Please let us play!

First part of a presentation by Auriea Harvey and Michaël Samyn
at Imaging The Future in Neuchâtel on 10 July 2012.

When you first discover videogames,
like we did in two thousand and two,
it's easy to recognize something wonderful and new.

Even if the technology had no power to its name,
videogames offered us mysterious worlds to explore,
adventures to have and strangely living creatures to adore.

To the outsider, videogames look like films in which you play the lead,
paintings into which you could climb,
or virtual architecture that did not suffer from gravity or time.

A free medium in which, it seems, you could create anything you need.
Anything that an artist could possibly dream
could be created by a game development team.

This is what videogames in us did inspire.
Bright eyed and filled with ambition and desire.


In order to better understand
this new context for our work,
we played hundreds of games until it hurt.

Most of them showed a creative hand.
And all were inspiring
but not without tiring.

More often than we had planned,
we found it very hard
to get to the delightful part.

Rather than giving us access to fantastic lands
and putting us on adventure's way,
most games did not allow us to play.

After the first few minutes of exploration,
the game said "STOP! You shall not go
any further!" in some form or so.

Without any sort of justification
unfriendly creatures approached us in packs
and decided to attack.

To kill or be killed was the rule to apply.
Sometimes we found a bump or a pit.
We could see the landscape, beautifully lit.

But no matter how hard we tried,
we just could not make the jump
over that godforsaken pit or bump.

We were baffled to a tee.
Here we had what was probably to most wonderful creative technology ever invented.
And all people could imagine doing with it was playing some games, rigid and demented.


There is no bad blood between games and me.
Games are obviously fun for us and you.
There are game-like structures in many things we do.

Looking at a painting or a film is a sort of game,
so is talking with a gentleman or a dame.
Even the rotation of the moon around the earth and of the earth around the sun,
seems like the planets are having a graceful immense sort of fun.

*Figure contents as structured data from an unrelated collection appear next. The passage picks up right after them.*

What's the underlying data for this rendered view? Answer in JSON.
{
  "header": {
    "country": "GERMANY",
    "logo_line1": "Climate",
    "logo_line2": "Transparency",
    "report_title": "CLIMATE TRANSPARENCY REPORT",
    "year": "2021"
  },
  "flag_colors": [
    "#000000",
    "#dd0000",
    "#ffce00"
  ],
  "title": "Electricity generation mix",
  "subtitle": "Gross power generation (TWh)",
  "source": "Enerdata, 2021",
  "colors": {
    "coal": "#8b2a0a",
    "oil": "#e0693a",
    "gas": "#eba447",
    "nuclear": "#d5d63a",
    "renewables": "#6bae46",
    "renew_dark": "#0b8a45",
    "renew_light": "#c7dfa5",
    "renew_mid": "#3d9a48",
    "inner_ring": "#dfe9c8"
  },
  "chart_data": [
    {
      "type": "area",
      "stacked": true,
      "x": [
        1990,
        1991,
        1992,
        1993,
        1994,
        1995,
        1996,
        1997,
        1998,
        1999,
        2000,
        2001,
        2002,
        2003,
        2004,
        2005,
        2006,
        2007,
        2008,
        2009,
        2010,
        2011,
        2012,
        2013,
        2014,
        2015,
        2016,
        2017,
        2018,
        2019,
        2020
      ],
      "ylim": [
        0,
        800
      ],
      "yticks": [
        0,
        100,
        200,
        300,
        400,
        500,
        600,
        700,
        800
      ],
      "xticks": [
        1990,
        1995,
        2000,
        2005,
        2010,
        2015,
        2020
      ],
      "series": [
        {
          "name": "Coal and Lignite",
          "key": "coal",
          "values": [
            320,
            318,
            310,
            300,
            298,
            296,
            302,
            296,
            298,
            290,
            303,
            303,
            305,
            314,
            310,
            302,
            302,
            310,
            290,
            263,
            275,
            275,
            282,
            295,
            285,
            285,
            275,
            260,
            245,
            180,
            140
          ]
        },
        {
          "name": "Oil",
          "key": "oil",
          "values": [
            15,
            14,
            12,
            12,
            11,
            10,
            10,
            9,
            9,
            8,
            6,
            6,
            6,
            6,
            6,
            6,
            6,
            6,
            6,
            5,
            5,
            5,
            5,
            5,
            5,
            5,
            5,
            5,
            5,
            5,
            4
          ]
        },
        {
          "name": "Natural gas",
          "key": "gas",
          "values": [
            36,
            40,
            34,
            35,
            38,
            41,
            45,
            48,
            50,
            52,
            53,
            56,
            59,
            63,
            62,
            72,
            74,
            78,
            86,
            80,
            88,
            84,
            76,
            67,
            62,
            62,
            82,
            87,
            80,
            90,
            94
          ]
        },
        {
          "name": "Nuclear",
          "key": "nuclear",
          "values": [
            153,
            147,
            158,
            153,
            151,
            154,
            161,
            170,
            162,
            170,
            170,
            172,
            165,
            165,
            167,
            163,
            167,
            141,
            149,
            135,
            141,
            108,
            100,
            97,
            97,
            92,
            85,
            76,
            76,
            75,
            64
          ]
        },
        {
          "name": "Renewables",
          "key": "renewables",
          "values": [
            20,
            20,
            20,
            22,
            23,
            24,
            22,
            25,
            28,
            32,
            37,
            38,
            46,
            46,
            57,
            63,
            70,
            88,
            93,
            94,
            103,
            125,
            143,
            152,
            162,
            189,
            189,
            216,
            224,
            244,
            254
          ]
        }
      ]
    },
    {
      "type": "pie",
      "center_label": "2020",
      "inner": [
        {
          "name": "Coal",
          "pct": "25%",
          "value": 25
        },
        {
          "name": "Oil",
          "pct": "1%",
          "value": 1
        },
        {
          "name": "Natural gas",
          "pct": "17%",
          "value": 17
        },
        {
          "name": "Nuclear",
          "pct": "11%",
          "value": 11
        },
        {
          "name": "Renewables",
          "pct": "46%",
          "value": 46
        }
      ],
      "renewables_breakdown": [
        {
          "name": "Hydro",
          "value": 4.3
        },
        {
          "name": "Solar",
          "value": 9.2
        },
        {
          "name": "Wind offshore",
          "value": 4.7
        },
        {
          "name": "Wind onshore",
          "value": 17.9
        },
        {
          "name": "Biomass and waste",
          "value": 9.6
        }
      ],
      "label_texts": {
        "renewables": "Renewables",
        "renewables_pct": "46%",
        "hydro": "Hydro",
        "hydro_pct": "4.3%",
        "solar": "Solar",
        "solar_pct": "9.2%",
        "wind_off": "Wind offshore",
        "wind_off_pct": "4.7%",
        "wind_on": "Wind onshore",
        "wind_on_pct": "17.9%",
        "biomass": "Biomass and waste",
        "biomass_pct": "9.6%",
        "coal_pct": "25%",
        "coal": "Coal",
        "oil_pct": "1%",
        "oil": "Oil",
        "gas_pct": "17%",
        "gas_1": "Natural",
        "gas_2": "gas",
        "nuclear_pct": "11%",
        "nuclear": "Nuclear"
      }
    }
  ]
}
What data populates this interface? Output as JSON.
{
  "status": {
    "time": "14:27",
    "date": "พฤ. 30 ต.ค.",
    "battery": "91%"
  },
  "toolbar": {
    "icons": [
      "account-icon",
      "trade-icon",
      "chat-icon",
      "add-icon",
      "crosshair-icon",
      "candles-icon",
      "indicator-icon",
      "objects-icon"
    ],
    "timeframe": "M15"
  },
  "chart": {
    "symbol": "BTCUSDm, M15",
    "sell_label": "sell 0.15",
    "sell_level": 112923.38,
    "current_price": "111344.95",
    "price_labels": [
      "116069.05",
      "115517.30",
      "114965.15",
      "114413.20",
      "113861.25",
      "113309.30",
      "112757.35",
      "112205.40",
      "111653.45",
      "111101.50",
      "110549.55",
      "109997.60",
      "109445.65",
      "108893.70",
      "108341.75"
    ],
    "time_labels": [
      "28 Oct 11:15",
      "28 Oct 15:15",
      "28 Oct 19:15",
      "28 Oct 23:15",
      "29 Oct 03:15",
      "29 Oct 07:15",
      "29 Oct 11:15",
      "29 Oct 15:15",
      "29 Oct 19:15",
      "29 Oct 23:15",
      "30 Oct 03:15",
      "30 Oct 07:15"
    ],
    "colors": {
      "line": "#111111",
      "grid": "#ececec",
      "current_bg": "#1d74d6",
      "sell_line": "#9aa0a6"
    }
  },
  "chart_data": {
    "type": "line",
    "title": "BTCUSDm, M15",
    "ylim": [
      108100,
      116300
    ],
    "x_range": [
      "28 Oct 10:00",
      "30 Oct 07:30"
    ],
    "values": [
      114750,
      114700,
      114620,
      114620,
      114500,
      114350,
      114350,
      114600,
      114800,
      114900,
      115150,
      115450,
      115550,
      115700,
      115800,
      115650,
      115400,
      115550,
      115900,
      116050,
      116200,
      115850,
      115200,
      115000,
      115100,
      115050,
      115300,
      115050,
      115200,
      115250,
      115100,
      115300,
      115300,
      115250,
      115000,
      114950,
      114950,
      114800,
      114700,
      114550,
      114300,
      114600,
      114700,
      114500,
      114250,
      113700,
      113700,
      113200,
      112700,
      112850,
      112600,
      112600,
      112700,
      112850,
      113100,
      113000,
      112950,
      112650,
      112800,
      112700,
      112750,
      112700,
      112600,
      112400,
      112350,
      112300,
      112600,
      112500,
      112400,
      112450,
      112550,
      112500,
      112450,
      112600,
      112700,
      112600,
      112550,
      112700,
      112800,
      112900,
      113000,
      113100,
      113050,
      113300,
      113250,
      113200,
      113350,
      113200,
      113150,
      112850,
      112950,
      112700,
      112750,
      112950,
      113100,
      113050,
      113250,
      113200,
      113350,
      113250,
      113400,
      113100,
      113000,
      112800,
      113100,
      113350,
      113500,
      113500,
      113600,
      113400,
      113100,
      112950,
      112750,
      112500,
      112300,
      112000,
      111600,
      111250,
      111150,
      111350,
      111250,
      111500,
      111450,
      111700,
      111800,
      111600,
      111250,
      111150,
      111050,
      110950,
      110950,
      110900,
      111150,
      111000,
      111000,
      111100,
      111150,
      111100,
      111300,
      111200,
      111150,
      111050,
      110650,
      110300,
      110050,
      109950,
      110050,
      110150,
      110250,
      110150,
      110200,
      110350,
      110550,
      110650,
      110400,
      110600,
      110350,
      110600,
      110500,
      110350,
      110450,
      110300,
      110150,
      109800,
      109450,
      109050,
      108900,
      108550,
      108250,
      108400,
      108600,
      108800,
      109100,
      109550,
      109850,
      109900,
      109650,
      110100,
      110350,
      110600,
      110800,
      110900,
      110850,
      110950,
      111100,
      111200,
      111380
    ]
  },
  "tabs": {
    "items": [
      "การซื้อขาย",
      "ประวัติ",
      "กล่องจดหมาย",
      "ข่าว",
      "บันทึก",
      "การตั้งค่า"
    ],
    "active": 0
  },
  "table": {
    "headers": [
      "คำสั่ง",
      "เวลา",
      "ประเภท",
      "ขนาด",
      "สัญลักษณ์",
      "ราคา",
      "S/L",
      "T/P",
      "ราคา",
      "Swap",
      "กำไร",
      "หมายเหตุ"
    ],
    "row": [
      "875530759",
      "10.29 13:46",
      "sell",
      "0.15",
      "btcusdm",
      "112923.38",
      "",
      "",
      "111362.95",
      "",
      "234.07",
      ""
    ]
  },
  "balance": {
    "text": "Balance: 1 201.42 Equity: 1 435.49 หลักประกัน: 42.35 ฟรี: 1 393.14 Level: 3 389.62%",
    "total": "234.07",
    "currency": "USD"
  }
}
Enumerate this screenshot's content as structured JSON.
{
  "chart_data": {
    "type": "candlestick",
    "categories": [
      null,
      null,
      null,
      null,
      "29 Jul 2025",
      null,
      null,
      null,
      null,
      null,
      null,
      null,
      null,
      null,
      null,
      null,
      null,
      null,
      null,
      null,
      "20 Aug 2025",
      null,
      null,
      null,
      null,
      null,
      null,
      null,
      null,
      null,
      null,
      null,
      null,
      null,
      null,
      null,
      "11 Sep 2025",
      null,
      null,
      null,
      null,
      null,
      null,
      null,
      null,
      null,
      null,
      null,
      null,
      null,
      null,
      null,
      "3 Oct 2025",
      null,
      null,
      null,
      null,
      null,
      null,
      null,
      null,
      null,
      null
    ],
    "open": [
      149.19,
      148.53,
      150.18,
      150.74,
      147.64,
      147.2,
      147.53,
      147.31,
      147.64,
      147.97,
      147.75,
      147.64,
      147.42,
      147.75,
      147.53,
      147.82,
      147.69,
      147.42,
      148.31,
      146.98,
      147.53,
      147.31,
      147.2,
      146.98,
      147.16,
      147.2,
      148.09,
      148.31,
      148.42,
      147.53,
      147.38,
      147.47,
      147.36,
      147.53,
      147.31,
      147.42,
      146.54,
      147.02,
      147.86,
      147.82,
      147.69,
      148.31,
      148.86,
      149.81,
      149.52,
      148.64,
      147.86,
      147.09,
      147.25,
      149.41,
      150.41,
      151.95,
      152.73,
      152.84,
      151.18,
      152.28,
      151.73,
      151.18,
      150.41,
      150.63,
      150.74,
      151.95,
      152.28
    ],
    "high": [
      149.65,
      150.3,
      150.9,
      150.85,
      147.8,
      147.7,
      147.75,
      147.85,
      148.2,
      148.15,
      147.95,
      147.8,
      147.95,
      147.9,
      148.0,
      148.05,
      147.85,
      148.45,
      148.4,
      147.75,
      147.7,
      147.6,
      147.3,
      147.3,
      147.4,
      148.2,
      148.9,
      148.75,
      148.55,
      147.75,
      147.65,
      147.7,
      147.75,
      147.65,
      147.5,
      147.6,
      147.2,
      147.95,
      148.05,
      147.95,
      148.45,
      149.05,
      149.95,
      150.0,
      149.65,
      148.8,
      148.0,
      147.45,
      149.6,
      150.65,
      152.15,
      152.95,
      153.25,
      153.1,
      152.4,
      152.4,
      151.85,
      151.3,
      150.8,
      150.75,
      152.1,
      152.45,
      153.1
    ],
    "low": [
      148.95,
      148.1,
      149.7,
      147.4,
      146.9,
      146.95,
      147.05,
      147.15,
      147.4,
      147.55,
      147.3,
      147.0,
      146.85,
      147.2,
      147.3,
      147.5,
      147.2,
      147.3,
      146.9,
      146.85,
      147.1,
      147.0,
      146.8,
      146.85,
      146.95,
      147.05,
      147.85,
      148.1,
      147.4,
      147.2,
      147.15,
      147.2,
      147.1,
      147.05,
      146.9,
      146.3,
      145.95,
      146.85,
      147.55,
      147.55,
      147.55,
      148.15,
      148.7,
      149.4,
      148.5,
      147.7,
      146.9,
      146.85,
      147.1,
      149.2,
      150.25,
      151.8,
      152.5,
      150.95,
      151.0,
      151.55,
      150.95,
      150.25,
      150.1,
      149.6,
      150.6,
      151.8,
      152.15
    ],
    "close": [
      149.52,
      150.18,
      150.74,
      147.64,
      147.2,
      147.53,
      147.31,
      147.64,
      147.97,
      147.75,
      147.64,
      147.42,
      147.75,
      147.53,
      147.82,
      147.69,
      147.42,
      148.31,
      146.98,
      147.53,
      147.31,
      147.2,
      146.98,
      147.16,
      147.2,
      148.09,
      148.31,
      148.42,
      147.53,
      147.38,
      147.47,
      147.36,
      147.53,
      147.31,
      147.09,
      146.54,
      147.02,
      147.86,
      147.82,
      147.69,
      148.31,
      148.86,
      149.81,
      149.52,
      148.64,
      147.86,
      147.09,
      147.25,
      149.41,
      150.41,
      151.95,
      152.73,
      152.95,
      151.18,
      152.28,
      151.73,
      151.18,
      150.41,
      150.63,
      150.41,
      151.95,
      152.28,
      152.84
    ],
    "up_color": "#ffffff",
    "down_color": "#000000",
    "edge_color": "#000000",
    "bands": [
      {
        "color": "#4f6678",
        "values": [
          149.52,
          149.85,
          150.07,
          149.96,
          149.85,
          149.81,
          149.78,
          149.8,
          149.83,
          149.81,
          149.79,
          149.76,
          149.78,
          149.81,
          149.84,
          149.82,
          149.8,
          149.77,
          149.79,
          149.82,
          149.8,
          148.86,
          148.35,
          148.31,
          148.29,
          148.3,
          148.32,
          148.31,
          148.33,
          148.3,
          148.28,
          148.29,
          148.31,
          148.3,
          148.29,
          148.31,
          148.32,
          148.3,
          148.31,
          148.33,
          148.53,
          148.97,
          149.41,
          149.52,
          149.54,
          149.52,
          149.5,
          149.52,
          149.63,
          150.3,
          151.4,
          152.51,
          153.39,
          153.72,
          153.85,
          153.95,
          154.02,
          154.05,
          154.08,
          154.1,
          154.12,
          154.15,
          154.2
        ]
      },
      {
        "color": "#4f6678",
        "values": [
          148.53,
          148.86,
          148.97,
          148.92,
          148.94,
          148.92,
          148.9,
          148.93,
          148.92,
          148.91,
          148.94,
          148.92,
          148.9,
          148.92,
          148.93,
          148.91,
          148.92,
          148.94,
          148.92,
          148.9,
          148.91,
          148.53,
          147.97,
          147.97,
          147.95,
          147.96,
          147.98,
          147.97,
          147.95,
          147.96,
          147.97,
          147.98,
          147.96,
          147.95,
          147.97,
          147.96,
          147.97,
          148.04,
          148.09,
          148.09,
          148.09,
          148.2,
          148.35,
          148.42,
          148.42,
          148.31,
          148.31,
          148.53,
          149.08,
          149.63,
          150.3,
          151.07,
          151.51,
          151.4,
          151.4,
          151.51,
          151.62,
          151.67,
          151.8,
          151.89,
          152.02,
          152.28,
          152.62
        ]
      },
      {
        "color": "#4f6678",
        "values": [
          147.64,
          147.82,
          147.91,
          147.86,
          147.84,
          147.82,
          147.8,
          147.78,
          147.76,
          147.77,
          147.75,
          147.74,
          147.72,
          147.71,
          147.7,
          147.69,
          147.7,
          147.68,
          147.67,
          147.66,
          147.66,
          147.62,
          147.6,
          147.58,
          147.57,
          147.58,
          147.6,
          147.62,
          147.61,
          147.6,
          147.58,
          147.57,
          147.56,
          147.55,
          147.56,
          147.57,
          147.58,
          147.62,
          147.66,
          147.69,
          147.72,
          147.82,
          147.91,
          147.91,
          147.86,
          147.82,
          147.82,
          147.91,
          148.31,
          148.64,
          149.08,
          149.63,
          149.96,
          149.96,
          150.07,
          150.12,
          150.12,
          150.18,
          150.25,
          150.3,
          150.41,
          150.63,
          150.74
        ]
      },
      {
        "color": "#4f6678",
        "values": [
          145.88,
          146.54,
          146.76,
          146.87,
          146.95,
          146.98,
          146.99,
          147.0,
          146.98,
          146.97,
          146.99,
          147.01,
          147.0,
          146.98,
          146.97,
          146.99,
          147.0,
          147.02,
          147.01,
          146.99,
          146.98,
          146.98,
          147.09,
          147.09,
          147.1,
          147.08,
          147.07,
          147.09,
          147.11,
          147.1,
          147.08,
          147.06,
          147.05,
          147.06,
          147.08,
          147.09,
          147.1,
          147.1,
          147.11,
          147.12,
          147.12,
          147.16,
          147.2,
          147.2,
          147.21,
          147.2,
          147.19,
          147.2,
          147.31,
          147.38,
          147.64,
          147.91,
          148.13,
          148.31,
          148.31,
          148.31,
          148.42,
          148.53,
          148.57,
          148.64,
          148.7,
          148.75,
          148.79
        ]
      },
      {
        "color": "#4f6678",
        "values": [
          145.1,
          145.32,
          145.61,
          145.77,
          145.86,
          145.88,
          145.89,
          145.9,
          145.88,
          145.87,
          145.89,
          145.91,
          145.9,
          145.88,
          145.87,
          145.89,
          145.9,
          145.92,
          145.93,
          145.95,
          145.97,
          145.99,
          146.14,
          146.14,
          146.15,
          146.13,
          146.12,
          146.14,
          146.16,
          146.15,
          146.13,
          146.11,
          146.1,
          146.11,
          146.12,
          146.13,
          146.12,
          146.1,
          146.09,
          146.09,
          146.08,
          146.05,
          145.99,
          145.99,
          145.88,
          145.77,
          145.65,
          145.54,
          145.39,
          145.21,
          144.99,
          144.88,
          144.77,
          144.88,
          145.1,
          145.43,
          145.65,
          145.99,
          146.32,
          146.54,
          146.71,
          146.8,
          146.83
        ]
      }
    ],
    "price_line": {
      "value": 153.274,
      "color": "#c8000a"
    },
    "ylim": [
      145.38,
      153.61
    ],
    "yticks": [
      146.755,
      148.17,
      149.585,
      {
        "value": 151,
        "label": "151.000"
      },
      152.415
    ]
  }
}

But what we encountered in videogames didn't have much to do with that delightful mood.
The games in videogames, by comparison, are harsh and crude.
Maybe because they are made with computers by armies of geeks,
and maybe because they were invented when the machines were still primitive and weak.


Competition is often central in a videogame.
Video-sports would have been a better name.
That would have made things a lot more clear.
And we would have been spared many a tear.

For a reason that we do not know,
most videogames demand that you do well
some abstract activities designed for show
and make you repeat them until you excel.

And when you're finally good,
the game becomes harder to do,
so playing never could
get simply easy for you.

In fact it is considered good design
when a game makes you suffer and pine.

That doesn't mean there are no amazing things.
Entire worlds have been produced,
Endearing queens and charming kings.
Lovely little interactions that do enthuse.

But even with today's technological sophistication,
most videogames are about assassinations,
about bringing packages from barrel to stock,
and finding keys for doors that are always locked.

An audience of fanatics is always blamed,
By the developers and publishers of videogames.
Apparently, they need spacemen and elves,
in order to feel good about themselves.

But that is as self-fulfilling a prophecy as ever.
If you make dumb games, don't expect players to be clever.